Nous faisons le choix d’adhérer aux principes d’une émancipation spirituelle qui s’inscrit dans la tradition islamique parce que nous sommes précisément convaincues du message libérateur de l’islam.

Nous sommes aussi conscientes de l’importance du religieux dans nos sociétés et de son instrumentalisation — tout au long de l’histoire de la civilisation islamique — par les pouvoirs politiques qui oppriment tout autant les femmes que les hommes en s’appuyant sur des argumentaires religieux fallacieux afin de mieux conforter leur légitimité.

À travers ce groupe de réflexion, nous revendiquons aussi notre attachement aux valeurs universelles, car nous sommes aussi convaincues que les valeurs véhiculées par toutes les traditions religieuses ne sont pas incompatibles avec les valeurs dites universelles et que le religieux, en tant que point de repère de l’existence, continuera d’accompagner le cheminement de l’humanité.

Il est important aussi de souligner que notre  vision s’articule autour de quatre dimensions essentielles : spirituelle, solidaire, post-coloniale et humaniste. Ces dimensions constituent le socle intellectuel du groupe.

La dimension spirituelle est au cœur de notre réflexion et s’inscrit dans la grande tradition réformiste — mais tristement abandonnée actuellement — de cette religion. Il s’agit donc de revendiquer des droits et des libertés au nom d’un référentiel islamique affranchi des lectures ethno-culturalistes qui ont, entre autres, intériorisé l’idéologie de l’infériorité féminine, sous forme de l’image idéalisée de femme-épouse ou de femme-mère. On peut revendiquer, comme le préconise l’islam ainsi que les autres traditions spirituelles, le droit à l’épanouissement féminin personnel, tout en insistant sur notre engagement indiscutable aux valeurs familiales mais sans pour autant réduire inéluctablement les femmes à des fonctions de subordination au sein du couple, comme l’imposent certaines lectures patriarcales.

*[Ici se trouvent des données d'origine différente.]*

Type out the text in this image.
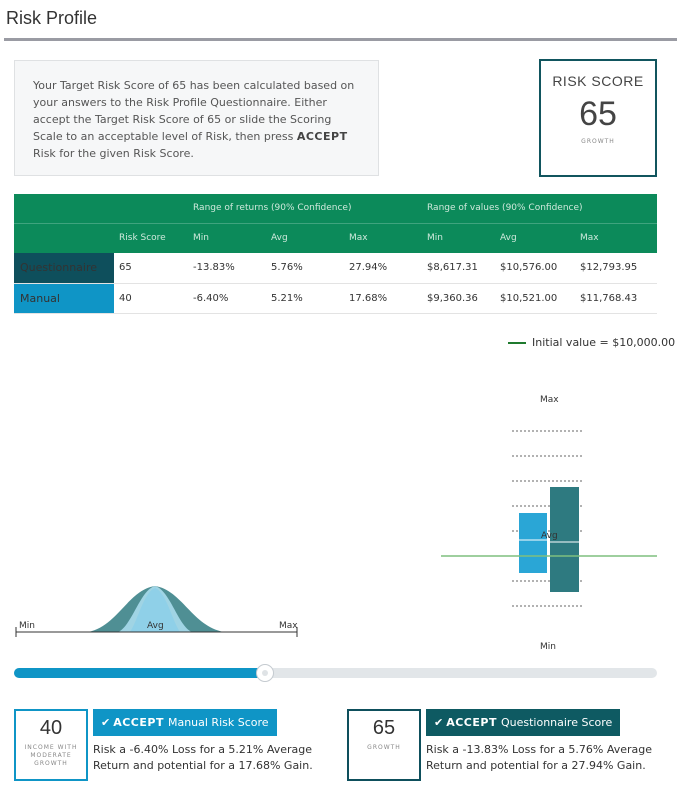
Risk Profile
Your Target Risk Score of 65 has been calculated based on your answers to the Risk Profile Questionnaire. Either accept the Target Risk Score of 65 or slide the Scoring Scale to an acceptable level of Risk, then press ACCEPT Risk for the given Risk Score.
RISK SCORE
65
GROWTH
		Range of returns (90% Confidence)			Range of values (90% Confidence)		
	Risk Score	Min	Avg	Max	Min	Avg	Max
Questionnaire	65	-13.83%	5.76%	27.94%	$8,617.31	$10,576.00	$12,793.95
Manual	40	-6.40%	5.21%	17.68%	$9,360.36	$10,521.00	$11,768.43
Initial value = $10,000.00
Min	Avg	Max
Max
Avg
Min
40
INCOME WITH MODERATE GROWTH
✔ ACCEPT Manual Risk Score
Risk a -6.40% Loss for a 5.21% Average Return and potential for a 17.68% Gain.
65
GROWTH
✔ ACCEPT Questionnaire Score
Risk a -13.83% Loss for a 5.76% Average Return and potential for a 27.94% Gain.
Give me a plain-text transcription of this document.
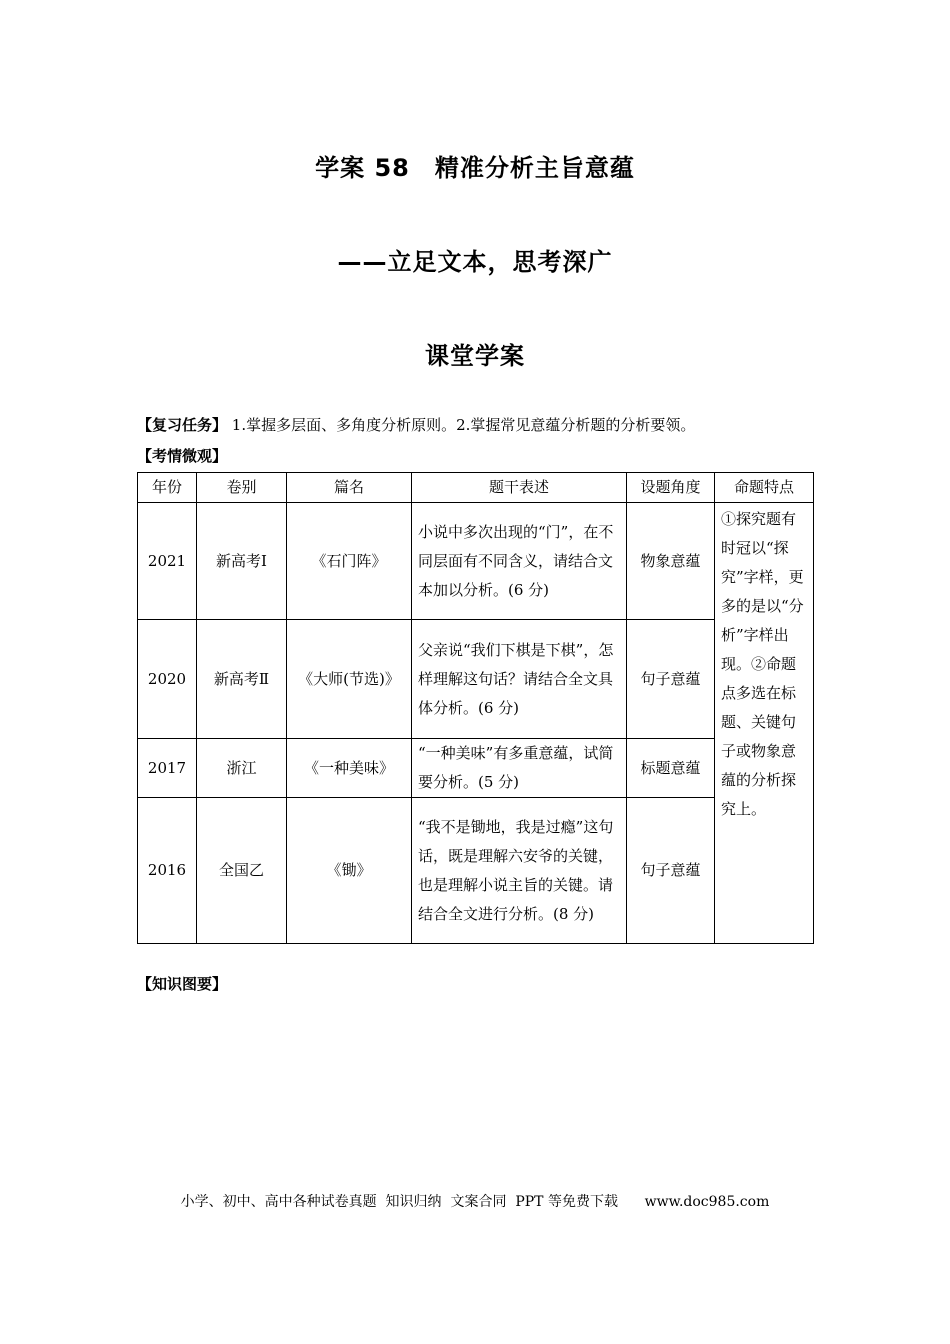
学案 58　精准分析主旨意蕴
——立足文本，思考深广
课堂学案
【复习任务】 1.掌握多层面、多角度分析原则。2.掌握常见意蕴分析题的分析要领。
【考情微观】
年份	卷别	篇名	题干表述	设题角度	命题特点
2021	新高考Ⅰ	《石门阵》	小说中多次出现的“门”，在不同层面有不同含义，请结合文本加以分析。(6 分)	物象意蕴	①探究题有时冠以“探究”字样，更多的是以“分析”字样出现。②命题点多选在标题、关键句子或物象意蕴的分析探究上。
2020	新高考Ⅱ	《大师(节选)》	父亲说“我们下棋是下棋”，怎样理解这句话？请结合全文具体分析。(6 分)	句子意蕴	
2017	浙江	《一种美味》	“一种美味”有多重意蕴，试简要分析。(5 分)	标题意蕴	
2016	全国乙	《锄》	“我不是锄地，我是过瘾”这句话，既是理解六安爷的关键，也是理解小说主旨的关键。请结合全文进行分析。(8 分)	句子意蕴	
【知识图要】
小学、初中、高中各种试卷真题  知识归纳  文案合同  PPT 等免费下载      www.doc985.com
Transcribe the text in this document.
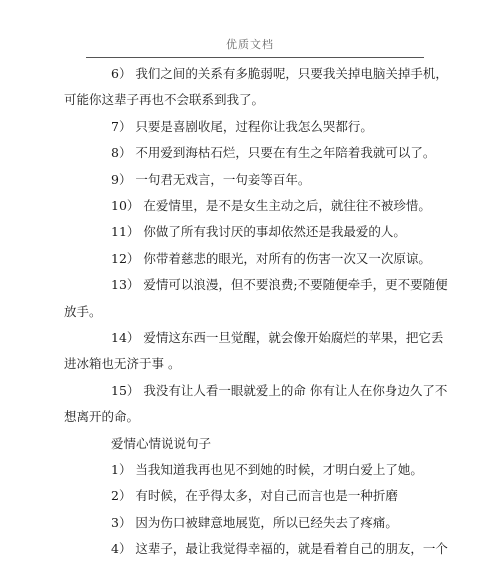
优质文档
6） 我们之间的关系有多脆弱呢，只要我关掉电脑关掉手机，
可能你这辈子再也不会联系到我了。
7） 只要是喜剧收尾，过程你让我怎么哭都行。
8） 不用爱到海枯石烂，只要在有生之年陪着我就可以了。
9） 一句君无戏言，一句妾等百年。
10） 在爱情里，是不是女生主动之后，就往往不被珍惜。
11） 你做了所有我讨厌的事却依然还是我最爱的人。
12） 你带着慈悲的眼光，对所有的伤害一次又一次原谅。
13） 爱情可以浪漫，但不要浪费;不要随便牵手，更不要随便
放手。
14） 爱情这东西一旦觉醒，就会像开始腐烂的苹果，把它丢
进冰箱也无济于事 。
15） 我没有让人看一眼就爱上的命 你有让人在你身边久了不
想离开的命。
爱情心情说说句子
1） 当我知道我再也见不到她的时候，才明白爱上了她。
2） 有时候，在乎得太多，对自己而言也是一种折磨
3） 因为伤口被肆意地展览，所以已经失去了疼痛。
4） 这辈子，最让我觉得幸福的，就是看着自己的朋友，一个
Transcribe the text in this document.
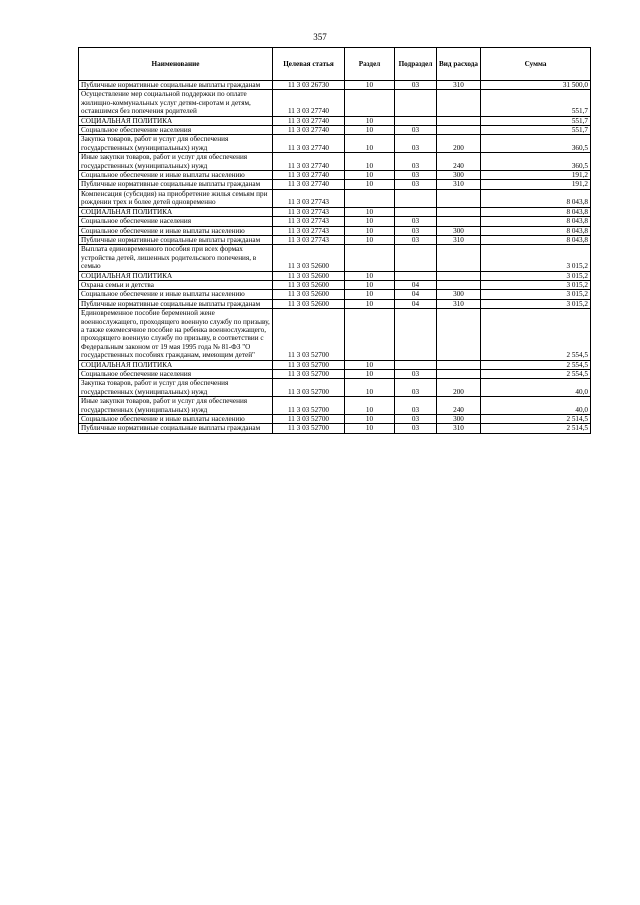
357
Наименование	Целевая статья	Раздел	Подраздел	Вид расхода	Сумма
Публичные нормативные социальные выплаты гражданам	11 3 03 26730	10	03	310	31 500,0
Осуществление мер социальной поддержки по оплате жилищно-коммунальных услуг детям-сиротам и детям, оставшимся без попечения родителей	11 3 03 27740				551,7
СОЦИАЛЬНАЯ ПОЛИТИКА	11 3 03 27740	10			551,7
Социальное обеспечение населения	11 3 03 27740	10	03		551,7
Закупка товаров, работ и услуг для обеспечения государственных (муниципальных) нужд	11 3 03 27740	10	03	200	360,5
Иные закупки товаров, работ и услуг для обеспечения государственных (муниципальных) нужд	11 3 03 27740	10	03	240	360,5
Социальное обеспечение и иные выплаты населению	11 3 03 27740	10	03	300	191,2
Публичные нормативные социальные выплаты гражданам	11 3 03 27740	10	03	310	191,2
Компенсация (субсидия) на приобретение жилья семьям при рождении трех и более детей одновременно	11 3 03 27743				8 043,8
СОЦИАЛЬНАЯ ПОЛИТИКА	11 3 03 27743	10			8 043,8
Социальное обеспечение населения	11 3 03 27743	10	03		8 043,8
Социальное обеспечение и иные выплаты населению	11 3 03 27743	10	03	300	8 043,8
Публичные нормативные социальные выплаты гражданам	11 3 03 27743	10	03	310	8 043,8
Выплата единовременного пособия при всех формах устройства детей, лишенных родительского попечения, в семью	11 3 03 52600				3 015,2
СОЦИАЛЬНАЯ ПОЛИТИКА	11 3 03 52600	10			3 015,2
Охрана семьи и детства	11 3 03 52600	10	04		3 015,2
Социальное обеспечение и иные выплаты населению	11 3 03 52600	10	04	300	3 015,2
Публичные нормативные социальные выплаты гражданам	11 3 03 52600	10	04	310	3 015,2
Единовременное пособие беременной жене военнослужащего, проходящего военную службу по призыву, а также ежемесячное пособие на ребенка военнослужащего, проходящего военную службу по призыву, в соответствии с Федеральным законом от 19 мая 1995 года № 81-ФЗ "О государственных пособиях гражданам, имеющим детей"	11 3 03 52700				2 554,5
СОЦИАЛЬНАЯ ПОЛИТИКА	11 3 03 52700	10			2 554,5
Социальное обеспечение населения	11 3 03 52700	10	03		2 554,5
Закупка товаров, работ и услуг для обеспечения государственных (муниципальных) нужд	11 3 03 52700	10	03	200	40,0
Иные закупки товаров, работ и услуг для обеспечения государственных (муниципальных) нужд	11 3 03 52700	10	03	240	40,0
Социальное обеспечение и иные выплаты населению	11 3 03 52700	10	03	300	2 514,5
Публичные нормативные социальные выплаты гражданам	11 3 03 52700	10	03	310	2 514,5
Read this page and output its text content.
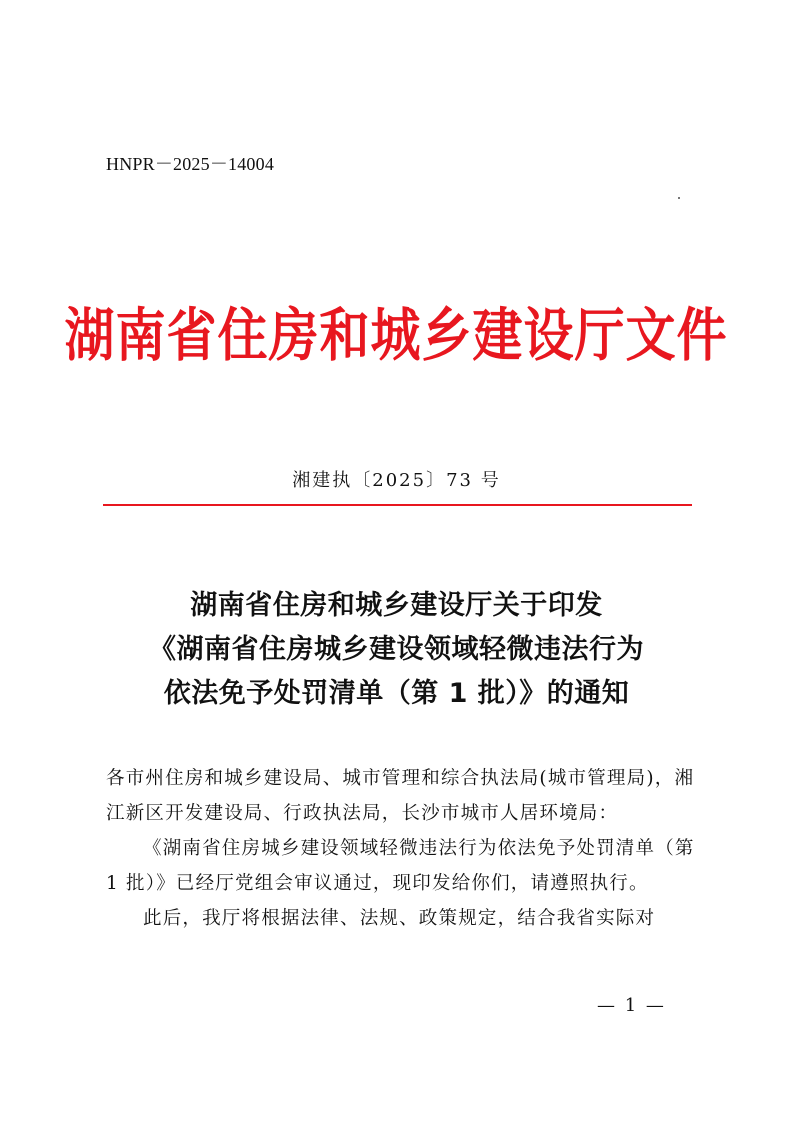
HNPR－2025－14004
湖南省住房和城乡建设厅文件
湘建执〔2025〕73 号
湖南省住房和城乡建设厅关于印发
《湖南省住房城乡建设领域轻微违法行为
依法免予处罚清单（第 1 批）》的通知

各市州住房和城乡建设局、城市管理和综合执法局(城市管理局)，湘江新区开发建设局、行政执法局，长沙市城市人居环境局：

《湖南省住房城乡建设领域轻微违法行为依法免予处罚清单（第 1 批）》已经厅党组会审议通过，现印发给你们，请遵照执行。

此后，我厅将根据法律、法规、政策规定，结合我省实际对

— 1 —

La dimension solidaire est celle qui s’insère dans le cadre du mouvement mondial des femmes qui luttent contre les différentes formes d’asservissement et de discrimination. À ce titre, nous revendiquons notre appartenance à un mouvement féministe pluriel, ouvert, et respectueux des différences de choix dans les stratégies de lutte des femmes et ce quel que soit leur référentiel religieux, culturel, athée ou agnostique.

La dimension post–coloniale est celle de notre vécu en tant que femmes du Sud ou de femmes issues d’une immigration venue du Sud. De part notre héritage historique, nous refusons la vision ethnocentrique de certaines féministes occidentales qui pendant longtemps ont considéré les femmes du Sud et plus particulièrement les musulmanes comme des « sujets d’étude », qu’il fallait observer, décortiquer, analyser et qui n’ont jamais eu le droit à la parole, car les « féministes occidentales » étaient toujours  là pour parler à leur place.3

Enfin, la dimension humaniste qui sous-tend notre réflexion est celle qui croit fermement en une lutte commune contre toutes  les oppressions et les exactions des droits humains et ce quelles que soient leurs origines. Les femmes musulmanes — comme les hommes — souffrent dans la majorité de pays musulmans d’un déficit en démocratie et en libertés individuelles et de surcroît elles subissent, à l’instar des autres femmes du Sud comme du Nord, la même oppression due à une mondialisation économique néolibérale déstructurante qui a exacerbé leur pauvreté, leur surexploitation et leur exclusion sociale.

Les défis qui nous attendent sont donc importants et multiples. D’une part il s’agit pour le GIERFI d’inciter les femmes musulmanes à redevenir des actrices centrales dans les processus de transformation en cours dans les sociétés dans lesquelles elles évoluent. Pour cela, il faudra encourager  la participation des femmes à tous les niveaux de la relecture des textes et de la réforme de la pensée islamique, afin de dépasser les blocages exégétiques et juridiques actuels qui empêchent toute véritable émancipation des femmes musulmanes.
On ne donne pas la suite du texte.